NIH develops AI agent to improve accuracy of gene set analysis

The system, called GeneAgent, cross-checks its own initial predictions for accuracy against information from established, expert-curated databases

Researchers at the National Institutes of Health (NIH) have developed an artificial intelligence (AI) agent powered by a large language model (LLM) that creates more accurate and informative descriptions of biological processes and their functions in gene set analysis than current systems.

The system, called GeneAgent, cross-checks its own initial predictions for accuracy against information from established, expert-curated databases and returns a verification report detailing its successes and failures. The AI agent can help researchers interpret high-throughput molecular data and identify relevant biological pathways or functional modules, which can lead to a better understanding of how different diseases and conditions affect groups of genes individually and together.

AI-generated content is produced by LLMs trained on enormous amounts of text data from across the internet. LLMs use those data to recognize patterns and predict what words might follow each other in a sentence. However, LLMs are not designed to verify truth, meaning AI-generated content can be false, misleading, or fabricated, a phenomenon called AI hallucinations. Additionally, LLMs are prone to circular reasoning—fact-checking their generated results against their own data—which makes them sound more confident in the output even when the information is false.

Staving off AI hallucinations is important when using LLM tools for gene set analysis—the process of generating collective functional descriptions of grouped genes and their potential interactions. Previous studies that taught LLMs to answer genomic questions or summarize biological processes in a given gene set did not explicitly address hallucinations in the generated content.

GeneAgent mitigates this issue by taking its own claims and independently comparing them to established knowledge compiled in external, expert-curated databases.

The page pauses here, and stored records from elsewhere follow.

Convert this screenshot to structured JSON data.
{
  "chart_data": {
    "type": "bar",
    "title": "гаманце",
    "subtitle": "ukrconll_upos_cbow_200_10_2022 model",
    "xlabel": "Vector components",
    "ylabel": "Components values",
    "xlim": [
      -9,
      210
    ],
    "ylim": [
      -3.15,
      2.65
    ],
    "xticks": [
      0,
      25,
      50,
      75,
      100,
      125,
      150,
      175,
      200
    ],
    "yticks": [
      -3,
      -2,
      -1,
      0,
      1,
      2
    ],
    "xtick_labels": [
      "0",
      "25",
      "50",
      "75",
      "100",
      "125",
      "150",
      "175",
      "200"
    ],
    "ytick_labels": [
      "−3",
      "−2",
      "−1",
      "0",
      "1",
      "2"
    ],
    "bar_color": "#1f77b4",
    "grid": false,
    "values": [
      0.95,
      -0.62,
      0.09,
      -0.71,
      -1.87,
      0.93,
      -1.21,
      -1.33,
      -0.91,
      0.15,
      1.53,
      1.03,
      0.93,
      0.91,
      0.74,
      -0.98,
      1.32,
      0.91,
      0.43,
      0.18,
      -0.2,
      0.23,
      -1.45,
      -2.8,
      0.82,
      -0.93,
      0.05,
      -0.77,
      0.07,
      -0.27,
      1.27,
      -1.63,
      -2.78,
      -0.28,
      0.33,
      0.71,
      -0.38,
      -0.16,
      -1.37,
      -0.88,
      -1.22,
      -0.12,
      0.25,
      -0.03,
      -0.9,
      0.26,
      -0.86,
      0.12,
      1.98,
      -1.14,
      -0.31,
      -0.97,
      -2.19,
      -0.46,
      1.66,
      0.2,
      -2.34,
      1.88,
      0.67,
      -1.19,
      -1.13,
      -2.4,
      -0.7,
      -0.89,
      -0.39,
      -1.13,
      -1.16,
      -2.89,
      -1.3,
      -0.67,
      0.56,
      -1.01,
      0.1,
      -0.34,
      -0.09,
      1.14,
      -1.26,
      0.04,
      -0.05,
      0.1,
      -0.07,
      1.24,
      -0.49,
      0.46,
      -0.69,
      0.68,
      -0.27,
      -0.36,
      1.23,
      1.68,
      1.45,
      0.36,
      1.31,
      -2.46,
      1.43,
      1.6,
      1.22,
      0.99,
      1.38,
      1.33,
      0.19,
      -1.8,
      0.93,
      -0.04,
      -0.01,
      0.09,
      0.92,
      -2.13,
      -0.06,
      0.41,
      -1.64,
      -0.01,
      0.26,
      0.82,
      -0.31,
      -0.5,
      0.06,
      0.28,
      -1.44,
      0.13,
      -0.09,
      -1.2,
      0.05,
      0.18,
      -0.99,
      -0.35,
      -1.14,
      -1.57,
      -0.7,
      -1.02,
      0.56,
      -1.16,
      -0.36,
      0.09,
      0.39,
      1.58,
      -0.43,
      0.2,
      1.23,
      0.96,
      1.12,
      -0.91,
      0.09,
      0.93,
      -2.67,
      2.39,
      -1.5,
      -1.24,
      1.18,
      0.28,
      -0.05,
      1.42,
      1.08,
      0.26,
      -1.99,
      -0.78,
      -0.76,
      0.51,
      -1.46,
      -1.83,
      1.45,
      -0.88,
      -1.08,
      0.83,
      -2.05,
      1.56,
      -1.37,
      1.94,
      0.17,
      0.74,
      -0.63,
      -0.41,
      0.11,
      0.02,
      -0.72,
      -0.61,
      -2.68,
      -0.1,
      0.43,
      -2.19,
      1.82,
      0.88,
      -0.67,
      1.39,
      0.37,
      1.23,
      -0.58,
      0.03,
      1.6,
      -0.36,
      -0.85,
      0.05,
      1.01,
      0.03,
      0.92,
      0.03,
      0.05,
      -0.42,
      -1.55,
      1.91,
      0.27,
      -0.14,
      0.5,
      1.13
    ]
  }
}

The research team first tested GeneAgent on 1,106 gene sets sourced from existing databases with known functions and process names. For each gene set, GeneAgent first generated an initial list of functional claims. It then independently used its self-verification agent module to cross-check these claims against the curated databases and create a verification report that noted whether each of its claims was supported, partially supported, or refuted.

To best determine its accuracy in the self-verification step, the researchers next brought in two human experts to manually review 10 randomly selected gene sets with a cumulative 132 claims and judge whether GeneAgent’s self-verification reports were correct, partially correct, or incorrect. Of the self-verification reports generated by GeneAgent, the experts determined that 92% of its decisions were correct, indicating high performance in its ability to conduct self-verification, especially when compared to GPT-4. Their detailed review confirmed the model’s effectiveness in minimizing hallucinations and generating more reliable analytical narratives.